Hildegard’s visions caused her to see humans as 'living sparks' of God's love, coming from God as daylight comes from the sun. Sin destroyed the original harmony of creation; Christ's redeeming death and resurrection opened up new possibilities. Virtuous living reduces the estrangement from God and others that sin causes.
Like all mystics, Hildegard saw the harmony of God's creation and the place of women and men in that. This unity was not apparent to many of her contemporaries.
Hildegard was no stranger to controversy. The monks near her original foundation protested vigorously when she moved her monastery to Bingen, overlooking the Rhine River. She confronted Emperor Frederick Barbarossa for supporting at least three antipopes. Hildegard challenged the Cathars, who rejected the Catholic Church claiming to follow a more pure Christianity.
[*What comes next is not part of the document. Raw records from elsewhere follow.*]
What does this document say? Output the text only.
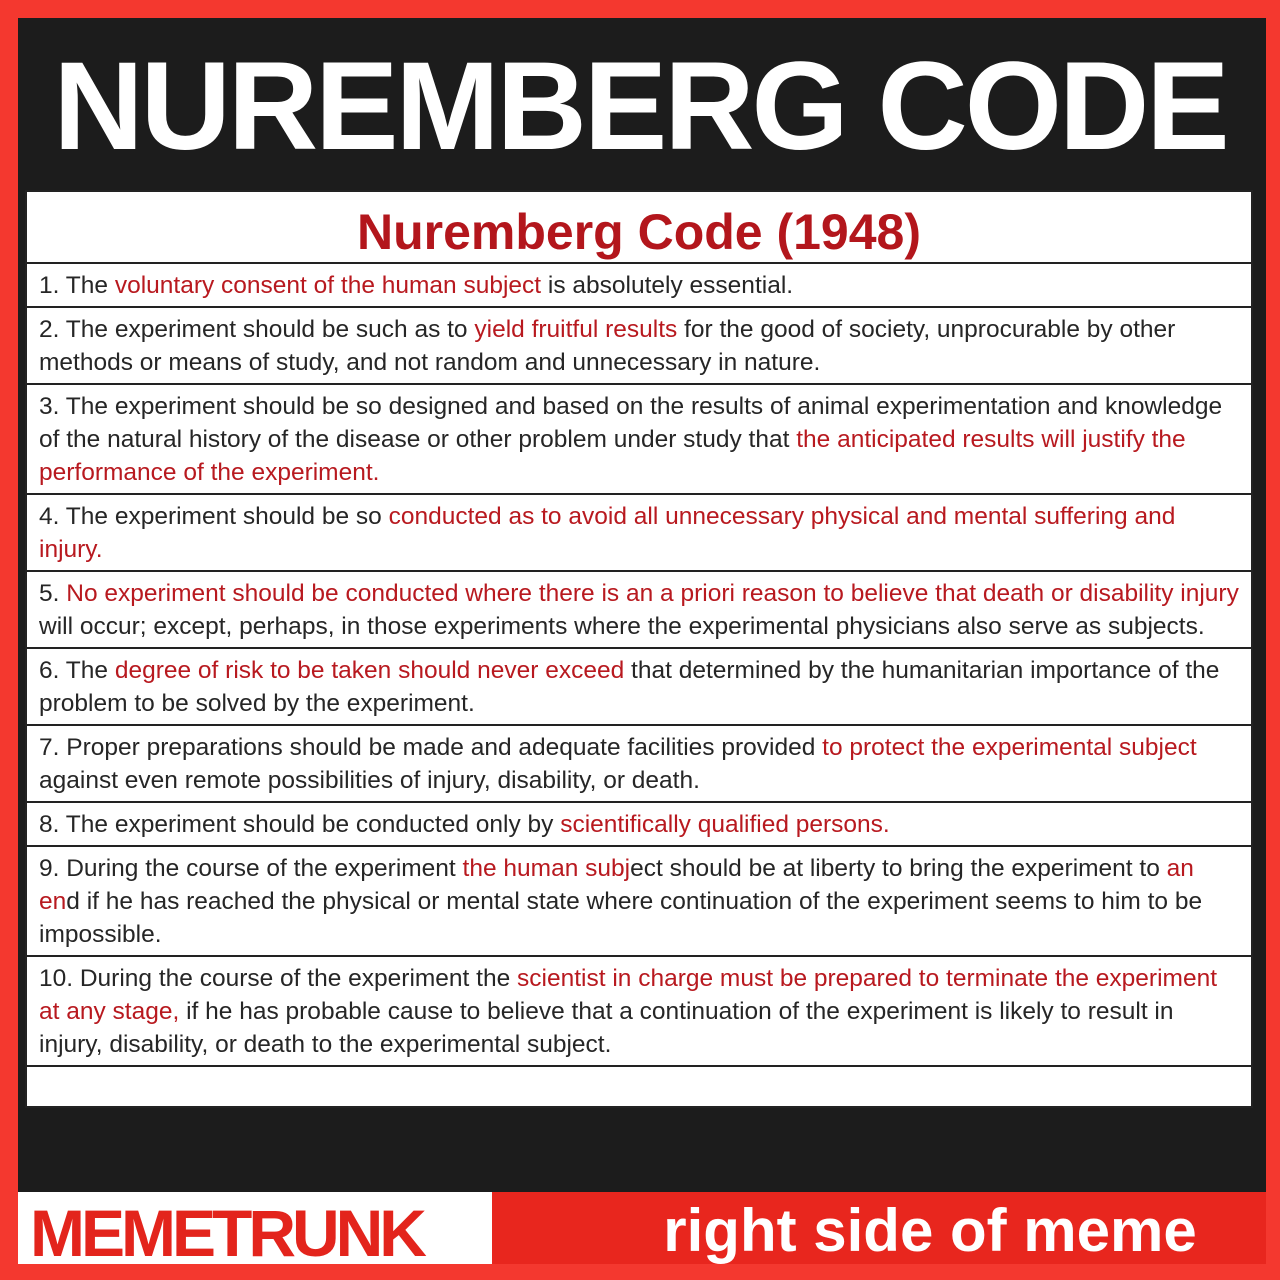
NUREMBERG CODE
Nuremberg Code (1948)
1. The voluntary consent of the human subject is absolutely essential.
2. The experiment should be such as to yield fruitful results for the good of society, unprocurable by other methods or means of study, and not random and unnecessary in nature.
3. The experiment should be so designed and based on the results of animal experimentation and knowledge of the natural history of the disease or other problem under study that the anticipated results will justify the performance of the experiment.
4. The experiment should be so conducted as to avoid all unnecessary physical and mental suffering and injury.
5. No experiment should be conducted where there is an a priori reason to believe that death or disability injury will occur; except, perhaps, in those experiments where the experimental physicians also serve as subjects.
6. The degree of risk to be taken should never exceed that determined by the humanitarian importance of the problem to be solved by the experiment.
7. Proper preparations should be made and adequate facilities provided to protect the experimental subject against even remote possibilities of injury, disability, or death.
8. The experiment should be conducted only by scientifically qualified persons.
9. During the course of the experiment the human subject should be at liberty to bring the experiment to an end if he has reached the physical or mental state where continuation of the experiment seems to him to be impossible.
10. During the course of the experiment the scientist in charge must be prepared to terminate the experiment at any stage, if he has probable cause to believe that a continuation of the experiment is likely to result in injury, disability, or death to the experimental subject.
MEMETRUNK	right side of meme
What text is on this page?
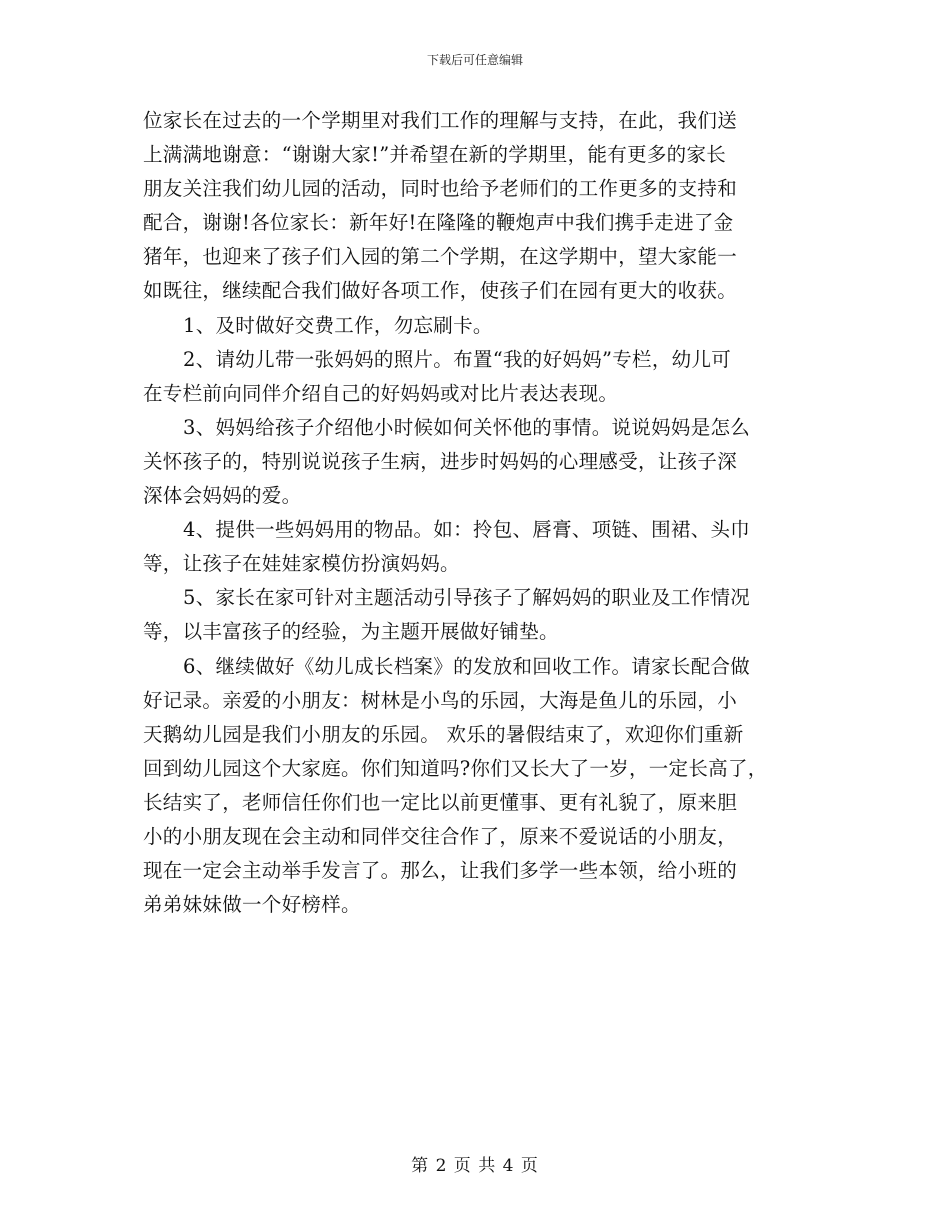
下载后可任意编辑
位家长在过去的一个学期里对我们工作的理解与支持，在此，我们送
上满满地谢意：“谢谢大家!”并希望在新的学期里，能有更多的家长
朋友关注我们幼儿园的活动，同时也给予老师们的工作更多的支持和
配合，谢谢!各位家长：新年好!在隆隆的鞭炮声中我们携手走进了金
猪年，也迎来了孩子们入园的第二个学期，在这学期中，望大家能一
如既往，继续配合我们做好各项工作，使孩子们在园有更大的收获。
1、及时做好交费工作，勿忘刷卡。
2、请幼儿带一张妈妈的照片。布置“我的好妈妈”专栏，幼儿可
在专栏前向同伴介绍自己的好妈妈或对比片表达表现。
3、妈妈给孩子介绍他小时候如何关怀他的事情。说说妈妈是怎么
关怀孩子的，特别说说孩子生病，进步时妈妈的心理感受，让孩子深
深体会妈妈的爱。
4、提供一些妈妈用的物品。如：拎包、唇膏、项链、围裙、头巾
等，让孩子在娃娃家模仿扮演妈妈。
5、家长在家可针对主题活动引导孩子了解妈妈的职业及工作情况
等，以丰富孩子的经验，为主题开展做好铺垫。
6、继续做好《幼儿成长档案》的发放和回收工作。请家长配合做
好记录。亲爱的小朋友：树林是小鸟的乐园，大海是鱼儿的乐园，小
天鹅幼儿园是我们小朋友的乐园。 欢乐的暑假结束了，欢迎你们重新
回到幼儿园这个大家庭。你们知道吗?你们又长大了一岁，一定长高了，
长结实了，老师信任你们也一定比以前更懂事、更有礼貌了，原来胆
小的小朋友现在会主动和同伴交往合作了，原来不爱说话的小朋友，
现在一定会主动举手发言了。那么，让我们多学一些本领，给小班的
弟弟妹妹做一个好榜样。
第 2 页 共 4 页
Between 1152 and 1162, Hildegard often preached in the Rhineland. Her monastery was placed under interdict because she had permitted the burial of a young man who had been excommunicated. She insisted that he had been reconciled with the Church and had received its sacraments before dying. Hildegard protested bitterly when the local bishop forbade the celebration of or reception of the Eucharist at the Bingen monastery, a sanction that was lifted only a few months before her death.
In 2012, Hildegard was canonized and named a Doctor of the Church by Pope Benedict XVI.